NAFTA worry trims GDP
Extending NAFTA negotiations into 2019 would prolong uncertainty for the Canadian economy and trim anticipated growth over the next year, says a forecast released Friday.
Scotiabank estimates the lingering doubts would shave 0.2 percentage points off Canada’s potential GDP, while the bank projects the country would still see modest economic growth of 2.3 per cent on the year.
The timing question is increasingly relevant.
With serious negotiating on the hardest issues just barely begun and national elections in Mexico and the U.S. later this year, conversations are turning to what might happen when the current schedule of talks concludes in March.

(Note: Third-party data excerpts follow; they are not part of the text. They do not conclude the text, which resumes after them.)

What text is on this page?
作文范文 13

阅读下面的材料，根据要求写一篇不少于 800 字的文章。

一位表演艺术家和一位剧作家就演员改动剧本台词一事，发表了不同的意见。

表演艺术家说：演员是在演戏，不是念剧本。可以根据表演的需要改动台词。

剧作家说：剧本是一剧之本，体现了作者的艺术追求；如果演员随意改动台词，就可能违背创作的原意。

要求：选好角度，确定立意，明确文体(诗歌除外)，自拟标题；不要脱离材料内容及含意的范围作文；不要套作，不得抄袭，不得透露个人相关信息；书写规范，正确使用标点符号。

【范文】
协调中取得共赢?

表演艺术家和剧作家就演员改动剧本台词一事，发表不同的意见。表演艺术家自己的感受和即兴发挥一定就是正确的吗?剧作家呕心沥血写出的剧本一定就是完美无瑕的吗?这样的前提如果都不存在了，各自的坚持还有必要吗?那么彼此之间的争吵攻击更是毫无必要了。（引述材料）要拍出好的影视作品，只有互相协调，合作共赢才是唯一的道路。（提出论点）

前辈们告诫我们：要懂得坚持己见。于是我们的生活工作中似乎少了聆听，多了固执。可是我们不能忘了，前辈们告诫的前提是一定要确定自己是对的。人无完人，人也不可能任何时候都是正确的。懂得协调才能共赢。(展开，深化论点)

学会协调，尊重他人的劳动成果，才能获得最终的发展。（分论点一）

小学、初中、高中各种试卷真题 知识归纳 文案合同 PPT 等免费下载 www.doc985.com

One scenario involves the talks slowing down, then picking up again after the American congressional elections and after a new Mexican president has taken office in December, setting the stage for a final push for a deal in 2019.
“The ongoing efforts to ‘renegotiate and modernize’ NAFTA look set to extend beyond the current end-March 2018 deadline,” said the Scotiabank forecast.
“Difficult issues remain unsettled and the remainder of 2018 features a packed political calendar that could delay further talks.”
The forecast says the U.S. will not experience any significant investment chill. But it says the lack of clarity could be felt more in Canada and in Mexico.
It echoes similar findings from the Bank of Canada.
In its recent Monetary Policy Report, the central bank detected a slight slowdown in foreign companies’ building operations in Canada. It said the trend has been going on since 2016 and projected it would continue through 2019.
“(This investment) has declined since mid-2016, especially from Europe but also from the United States,” said the report.